Mokre, oblodzone lub pełne śniegu duże parkingi prowokują kierowców do zabawy. W takich warunkach najzwyklejsze samochody dostarczają sporej frajdy. Ślizganie się autem na jezdni czy parkingu nie jest jednak mile widziane przez służby porządkowe. Takie zachowanie w świetle prawa jest uznawane za niebezpieczne i może mieć poważne konsekwencje finansowe i prawne. To dlatego, że przy próbach jazdy bokiem oraz podczas kręcenia bączków, łatwo o incydent z udziałem przypadkowych osób lub o zniszczenie prywatnej przestrzeni. Ulice oraz parkingi to strefy ruchu pojazdów, które nie są przeznaczone do takich aktywności.
Kolejny przykład niepożądanego zachowania za kierownicą pochodzi ze Skarżyska-Kamiennej. W niedzielę 14 stycznia pewien mieszkaniec powiatu kieleckiego postanowił poćwiczyć poślizgi w przestrzeni publicznej. Pech sprawił, że młody mężczyzna kierujący Skodą Superb w trakcie zabawy trafił na policję. I to dosłownie, ponieważ podczas wjazdu ślizgiem na skrzyżowanie nie ustąpił pierwszeństwa przejazdu policjantom przemieszczającym się oznakowanym radiowozem. Mundurowy kierujący Kią nie miał szans na wyhamowanie i uderzył w Skodę.
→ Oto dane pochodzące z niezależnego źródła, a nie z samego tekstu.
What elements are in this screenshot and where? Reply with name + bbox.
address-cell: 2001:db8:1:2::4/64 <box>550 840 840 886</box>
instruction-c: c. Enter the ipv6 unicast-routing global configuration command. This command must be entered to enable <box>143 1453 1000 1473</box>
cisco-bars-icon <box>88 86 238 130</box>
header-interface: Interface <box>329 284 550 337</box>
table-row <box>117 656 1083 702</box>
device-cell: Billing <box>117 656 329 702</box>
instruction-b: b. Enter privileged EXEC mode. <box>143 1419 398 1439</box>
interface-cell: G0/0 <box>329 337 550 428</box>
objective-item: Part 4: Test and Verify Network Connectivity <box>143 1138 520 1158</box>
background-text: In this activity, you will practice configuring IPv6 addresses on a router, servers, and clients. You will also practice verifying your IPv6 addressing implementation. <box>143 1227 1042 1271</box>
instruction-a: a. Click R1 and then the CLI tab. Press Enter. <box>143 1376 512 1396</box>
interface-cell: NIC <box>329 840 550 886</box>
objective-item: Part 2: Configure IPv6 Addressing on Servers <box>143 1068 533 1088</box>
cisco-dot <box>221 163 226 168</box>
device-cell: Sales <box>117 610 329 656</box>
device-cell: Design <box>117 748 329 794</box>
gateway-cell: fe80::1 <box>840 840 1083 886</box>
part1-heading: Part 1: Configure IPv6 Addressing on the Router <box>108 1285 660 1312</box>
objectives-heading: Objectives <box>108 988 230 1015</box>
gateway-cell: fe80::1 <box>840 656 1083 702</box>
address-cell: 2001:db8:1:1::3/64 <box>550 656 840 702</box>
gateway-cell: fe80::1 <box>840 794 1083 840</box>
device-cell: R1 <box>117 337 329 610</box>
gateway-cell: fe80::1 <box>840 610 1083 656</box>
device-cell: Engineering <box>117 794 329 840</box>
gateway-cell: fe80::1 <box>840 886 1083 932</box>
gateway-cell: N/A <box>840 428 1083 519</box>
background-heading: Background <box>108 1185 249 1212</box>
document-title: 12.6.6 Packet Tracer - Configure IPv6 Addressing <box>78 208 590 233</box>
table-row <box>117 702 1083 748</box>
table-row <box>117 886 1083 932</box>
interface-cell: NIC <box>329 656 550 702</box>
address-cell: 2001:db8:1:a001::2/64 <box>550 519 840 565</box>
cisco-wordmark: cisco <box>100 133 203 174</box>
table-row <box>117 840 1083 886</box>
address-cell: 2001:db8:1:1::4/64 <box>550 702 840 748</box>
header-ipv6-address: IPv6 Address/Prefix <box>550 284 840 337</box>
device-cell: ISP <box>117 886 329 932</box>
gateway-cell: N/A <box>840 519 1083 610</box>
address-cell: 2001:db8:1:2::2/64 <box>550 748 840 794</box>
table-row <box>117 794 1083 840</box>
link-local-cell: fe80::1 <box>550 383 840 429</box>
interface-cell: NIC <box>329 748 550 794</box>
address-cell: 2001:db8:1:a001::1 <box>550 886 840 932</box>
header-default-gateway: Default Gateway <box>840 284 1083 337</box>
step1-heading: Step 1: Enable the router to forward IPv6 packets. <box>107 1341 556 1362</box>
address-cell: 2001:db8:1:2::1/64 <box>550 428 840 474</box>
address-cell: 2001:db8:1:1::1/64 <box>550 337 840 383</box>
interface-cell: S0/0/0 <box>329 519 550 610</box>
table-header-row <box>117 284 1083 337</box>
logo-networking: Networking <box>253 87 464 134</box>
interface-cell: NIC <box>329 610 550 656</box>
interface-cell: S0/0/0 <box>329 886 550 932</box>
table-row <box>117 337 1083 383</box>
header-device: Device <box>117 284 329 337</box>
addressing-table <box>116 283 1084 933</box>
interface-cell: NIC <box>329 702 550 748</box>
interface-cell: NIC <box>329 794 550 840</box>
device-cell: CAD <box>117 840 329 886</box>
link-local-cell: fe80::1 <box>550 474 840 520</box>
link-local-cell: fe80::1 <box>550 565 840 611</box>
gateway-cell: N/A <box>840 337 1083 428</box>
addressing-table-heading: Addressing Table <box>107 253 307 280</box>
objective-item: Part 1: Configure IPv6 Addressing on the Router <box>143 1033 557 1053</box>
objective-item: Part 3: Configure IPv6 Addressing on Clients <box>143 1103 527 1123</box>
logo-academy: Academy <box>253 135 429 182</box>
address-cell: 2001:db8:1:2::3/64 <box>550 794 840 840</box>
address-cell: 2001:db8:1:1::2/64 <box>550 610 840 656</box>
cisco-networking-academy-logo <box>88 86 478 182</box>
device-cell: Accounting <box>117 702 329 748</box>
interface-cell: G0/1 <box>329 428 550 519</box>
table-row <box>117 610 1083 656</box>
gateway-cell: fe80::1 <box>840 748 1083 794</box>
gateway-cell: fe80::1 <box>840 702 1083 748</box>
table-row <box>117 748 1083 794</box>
Jak czytamy w komunikacie prasowym, na szczęście nikt nie ucierpiał. Na miejscu okazało się, że 25-letni sprawca zdarzenia jest nietrzeźwy. Badanie alkomatem wykazało w jego organizmie ponad promil alkoholu. Mężczyzna stracił prawo jazdy. O zdarzeniach drogowych piszemy codziennie na stronie głównej Gazeta.pl.
Przypominamy, że za kierowanie autem w stanie nietrzeźwości, środków psychotropowych lub odurzających ustawodawca przewidział karę pozbawienia wolności do lat trzech, wysoką grzywnę oraz zakaz prowadzenia wszelkich pojazdów mechanicznych.
Kara za ślizganie się autem po parkingu jest zależna od interpretacji mundurowego. Za używanie pojazdu w sposób zagrażający bezpieczeństwu osoby znajdującej się w pojeździe lub poza nim, na kierującego nakładany jest mandat w wysokości 200 zł, a do jego indywidualnego konta przypisywanych jest aż 15 punktów karnych. Po drugiej stronie skali driftowanie może zostać uznane za spowodowanie zagrożenia bezpieczeństwa w ruchu drogowym, za co kierujący może otrzymać grzywnę nawet 5000 zł. W skrajnych sytuacjach funkcjonariusz może również zatrzymać uprawnienia do kierowania pojazdami mechanicznymi i skierować wniosek o ukaranie do sądu.